You think you’re going to feel better, once you walk away from everything that’s currently propping you up. The oxygen is different across town. The weather is different across the country. But mostly what you’ll lose is this witness, who sees how sick you are, who knows how broken you are, who makes things uncomfortable day after day after day. You want to shut out this last witness, who embodies your failure. You want to crumble all by yourself. He’s doing too well. He triggers your shame.

Since shame involves how you look to other people, eliminating the one witness who makes you feel shame will not cure the shame. Because in most cases there are other witnesses out there… friends, family, husband’s work colleagues. So, Polly goes off the rails and suggests that the shame is coming from inside, thus, that it's a state of mind.

You think that if there aren’t any witnesses, there won’t be any shame, either. You’re wrong about that. The shame is coming from inside the house. The shame is coming from inside of you.

If Stuck has failed, the shame is not coming from inside. It is coming from the way other people see her, the way they interact with her. She can reduce her interactions with other people, but that will merely aggravate the shame… by making her feel like a pariah.

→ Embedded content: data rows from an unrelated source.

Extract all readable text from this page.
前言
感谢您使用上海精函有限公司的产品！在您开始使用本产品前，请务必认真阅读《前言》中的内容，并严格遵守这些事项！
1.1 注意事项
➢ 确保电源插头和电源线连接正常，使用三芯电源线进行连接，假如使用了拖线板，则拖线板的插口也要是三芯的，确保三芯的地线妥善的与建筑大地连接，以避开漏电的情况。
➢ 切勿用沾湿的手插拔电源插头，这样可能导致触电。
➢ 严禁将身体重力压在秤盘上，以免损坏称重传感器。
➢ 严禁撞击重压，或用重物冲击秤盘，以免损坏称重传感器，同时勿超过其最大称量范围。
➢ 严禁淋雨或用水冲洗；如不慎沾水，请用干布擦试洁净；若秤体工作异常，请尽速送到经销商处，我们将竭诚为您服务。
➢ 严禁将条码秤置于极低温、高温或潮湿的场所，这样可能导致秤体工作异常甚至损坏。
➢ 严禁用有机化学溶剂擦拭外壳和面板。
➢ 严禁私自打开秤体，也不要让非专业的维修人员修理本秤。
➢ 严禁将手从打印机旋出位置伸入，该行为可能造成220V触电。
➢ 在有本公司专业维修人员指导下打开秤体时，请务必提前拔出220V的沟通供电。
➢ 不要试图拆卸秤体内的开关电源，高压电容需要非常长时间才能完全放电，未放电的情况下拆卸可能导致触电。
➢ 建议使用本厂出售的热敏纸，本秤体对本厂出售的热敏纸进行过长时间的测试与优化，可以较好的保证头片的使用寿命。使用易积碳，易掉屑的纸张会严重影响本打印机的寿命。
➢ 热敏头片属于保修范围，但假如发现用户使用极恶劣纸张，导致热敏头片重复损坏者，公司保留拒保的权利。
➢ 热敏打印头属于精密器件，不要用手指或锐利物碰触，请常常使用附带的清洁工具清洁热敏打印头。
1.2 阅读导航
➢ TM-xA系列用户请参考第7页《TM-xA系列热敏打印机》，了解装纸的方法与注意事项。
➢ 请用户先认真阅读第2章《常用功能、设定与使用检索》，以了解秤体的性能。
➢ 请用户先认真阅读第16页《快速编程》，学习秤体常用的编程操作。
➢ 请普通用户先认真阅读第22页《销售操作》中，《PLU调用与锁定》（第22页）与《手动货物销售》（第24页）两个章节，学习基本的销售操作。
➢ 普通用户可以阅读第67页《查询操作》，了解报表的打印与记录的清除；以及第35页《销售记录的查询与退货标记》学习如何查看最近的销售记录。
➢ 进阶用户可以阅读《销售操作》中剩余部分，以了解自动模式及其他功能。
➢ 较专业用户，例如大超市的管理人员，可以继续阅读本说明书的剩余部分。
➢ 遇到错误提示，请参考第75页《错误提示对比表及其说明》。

So, Polly suggests that Stuck let it all hang out. She wants Stuck to tell her husband how bad she feels, to become a whiny, pathetic complainer. Astonishingly—though, by now, we should not feel astonished at anything that Polly says—Polly assumes that the husband does not know what is going on, that he does not see his wife as she is. If, in addition to her generally down mood, she chooses to advertise her depression in detail to her husband, to burden him with it...  he might just decide that she’s too much trouble. The Polly approach might well push him out the door. If he has a burgeoning career as a lawyer, why would he want to become therapist for his wife who cannot figure out her role in his new life? It would certainly cut into his billable hours.

Right now, you’ve convinced your husband to live inside your lies, to pretend with you, to let you avoid uncomfortable conversations, to let you fall apart without recrimination. You need to tell him the whole truth instead.

Truth-telling is a trap. Polly wants Stuck to make herself look weak and pathetic, to become more of a burden to her husband. If he believes that she is sabotaging his career, he might look for the nearest exit.

Being vulnerable and admitting how confused and sick and angry and ashamed you are is like stripping out the mold and the rotted boards from your house. And when you dare to let someone else into that kind of deep sadness, when you dare to tell someone else, out loud, in words, “I am against you, I am against myself, I hate myself every minute of every day,” you’re daring to try on a different kind of love that no one sings about. You’re daring to align yourself with someone in a real way, maybe for the first time. You’re showing them everything. You’re taking the biggest leap, for yourself and for them, because you know, in your heart, that they love you enough to try it.

Polly worships at the altar of the truth. She does not recognize that Stuck’s husband knows better than anyone that his wife has a problem. And it is certainly not about feeling her feelings… a Pollyannaish cure-all that can only make things worse:

You are incredibly afraid of feeling your emotions. But once you embrace your feelings instead of hiding from them (and low-level, overcast-skies depression can be a manifestation of hiding from stronger, less acceptable emotions like shame and anger), you’ll finally see that being broken and scared is beautiful. Hiding and shutting people out is what’s ugly. Letting your friend move away and never thanking her for telling you the truth is ugly. Confusing real love with quicksand is ugly.

Not as ugly as a steaming pile of bad advice.

1 comment:

Anonymous said...

The letter writer would do better to get the advice of a random person on the street.